Another two objects independently repeat within Gomez’s production: the orchid – a subject that he already used in his show -opsis in 2016 – and the sighthound become here emblems of originality and identity of the species. The artist contaminates their shapes, as in the series of seven orchids that, anchored to the inside of a tent, hide their imperfections behind the iridescent color of their iron petals. The image of the sighthound, and in particular the image of Lucca, to whom Gomez reserves a space out of the tents, takes the attention back to the specific relation between the artist and his companion. Addio del passato is a dog-faced mask onto which Gomez has glued his hair, signaling the beginning of an already started transformation, in which Lucca becomes the safe image through which he endures a path of re-discovery of the self in its relation to the outside world. Untitled (walking stick), the wooden stick, polished and painted with the elongated shape of the sighthound, becomes the metaphor of a journey, the transition of the artist.
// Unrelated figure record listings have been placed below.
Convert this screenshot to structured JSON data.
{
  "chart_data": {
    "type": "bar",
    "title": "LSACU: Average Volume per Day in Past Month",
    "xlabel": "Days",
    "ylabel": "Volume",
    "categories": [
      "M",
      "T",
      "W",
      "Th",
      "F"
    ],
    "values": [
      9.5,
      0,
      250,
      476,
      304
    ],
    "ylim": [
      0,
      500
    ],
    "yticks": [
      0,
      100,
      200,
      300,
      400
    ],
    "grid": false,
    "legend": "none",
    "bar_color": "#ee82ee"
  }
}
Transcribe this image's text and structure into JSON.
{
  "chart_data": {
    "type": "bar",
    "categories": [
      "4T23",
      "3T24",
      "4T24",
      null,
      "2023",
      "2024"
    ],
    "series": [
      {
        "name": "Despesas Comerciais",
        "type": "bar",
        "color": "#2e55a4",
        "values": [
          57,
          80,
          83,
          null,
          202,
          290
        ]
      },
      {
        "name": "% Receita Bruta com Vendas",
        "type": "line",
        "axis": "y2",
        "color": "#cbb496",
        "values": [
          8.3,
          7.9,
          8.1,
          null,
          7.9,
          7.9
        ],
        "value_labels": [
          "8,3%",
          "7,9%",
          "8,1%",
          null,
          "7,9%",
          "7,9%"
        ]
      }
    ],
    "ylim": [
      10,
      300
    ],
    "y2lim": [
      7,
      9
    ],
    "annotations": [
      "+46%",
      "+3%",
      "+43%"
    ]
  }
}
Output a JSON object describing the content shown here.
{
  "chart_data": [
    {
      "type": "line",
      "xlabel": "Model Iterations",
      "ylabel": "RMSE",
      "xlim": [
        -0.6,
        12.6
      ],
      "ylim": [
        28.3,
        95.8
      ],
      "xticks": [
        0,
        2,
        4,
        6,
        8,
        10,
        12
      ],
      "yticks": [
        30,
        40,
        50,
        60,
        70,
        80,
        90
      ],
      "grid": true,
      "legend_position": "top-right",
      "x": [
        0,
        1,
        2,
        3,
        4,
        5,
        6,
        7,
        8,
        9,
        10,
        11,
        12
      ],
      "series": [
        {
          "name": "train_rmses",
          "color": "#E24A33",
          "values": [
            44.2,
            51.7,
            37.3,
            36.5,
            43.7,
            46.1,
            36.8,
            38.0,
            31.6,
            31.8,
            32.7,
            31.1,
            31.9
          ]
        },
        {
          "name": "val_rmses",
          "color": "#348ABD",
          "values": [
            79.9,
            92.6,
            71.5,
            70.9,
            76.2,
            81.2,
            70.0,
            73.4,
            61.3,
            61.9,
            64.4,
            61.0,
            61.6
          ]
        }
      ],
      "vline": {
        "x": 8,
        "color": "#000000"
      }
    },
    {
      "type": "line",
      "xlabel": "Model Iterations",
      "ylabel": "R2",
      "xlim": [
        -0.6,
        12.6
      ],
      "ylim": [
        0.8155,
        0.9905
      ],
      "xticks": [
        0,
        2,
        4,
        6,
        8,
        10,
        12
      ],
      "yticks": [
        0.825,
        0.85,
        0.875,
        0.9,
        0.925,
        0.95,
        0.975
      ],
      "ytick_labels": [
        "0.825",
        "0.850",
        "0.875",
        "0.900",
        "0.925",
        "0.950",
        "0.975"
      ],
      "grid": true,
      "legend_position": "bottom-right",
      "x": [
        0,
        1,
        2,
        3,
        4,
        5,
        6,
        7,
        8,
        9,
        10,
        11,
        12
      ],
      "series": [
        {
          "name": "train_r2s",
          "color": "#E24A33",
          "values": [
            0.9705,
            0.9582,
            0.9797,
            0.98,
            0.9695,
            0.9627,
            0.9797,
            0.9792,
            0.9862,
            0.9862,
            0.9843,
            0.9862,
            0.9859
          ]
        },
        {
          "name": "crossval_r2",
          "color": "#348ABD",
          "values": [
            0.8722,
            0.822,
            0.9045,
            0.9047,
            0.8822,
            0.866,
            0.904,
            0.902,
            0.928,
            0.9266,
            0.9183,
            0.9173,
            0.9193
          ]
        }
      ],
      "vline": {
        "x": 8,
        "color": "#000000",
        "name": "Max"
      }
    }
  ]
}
The daily practice of becoming-with finds its representation in an instrument that often helps our wondering, the same one sustaining Friederich’s subject as he is immersed in the fog.
Jason Gomez narrates his works through the concept of object, or transitional phenomenon, referring to a process of discovery of the objective world thanks to which every child extends a subjective and egocentric vision of the world to an objective and organized one.
This primary experience contains the sprout of imagination, and invites human beings to push themselves towards the discovery of the surrounding world through certain and secure objects.
That is how Jason Gomez imagines his sculptures: connective elements in the uncertain relation between the self and the outside world. The transitional object is first of all a bridge element between humans and their certainties – their language for instance – and what has been unknown to them until now. Connections, the actual handolds that appear here and there throughout the exhibition, behave as secure points through which we can imagine, and therefore build, an hybrid space, to which we could potentially add more strata and levels of association.
It is exactly in this terrain that Gomez’s “Farewell to the Past” takes place, becoming a possible transitional space for the artist and the spectator that, by trusting objects – handholds – that are still recognizable, move the imagination beyond common thinking. The primacy of human beings, of the species and the race, finds an incubating space for what could become a world of future alliances.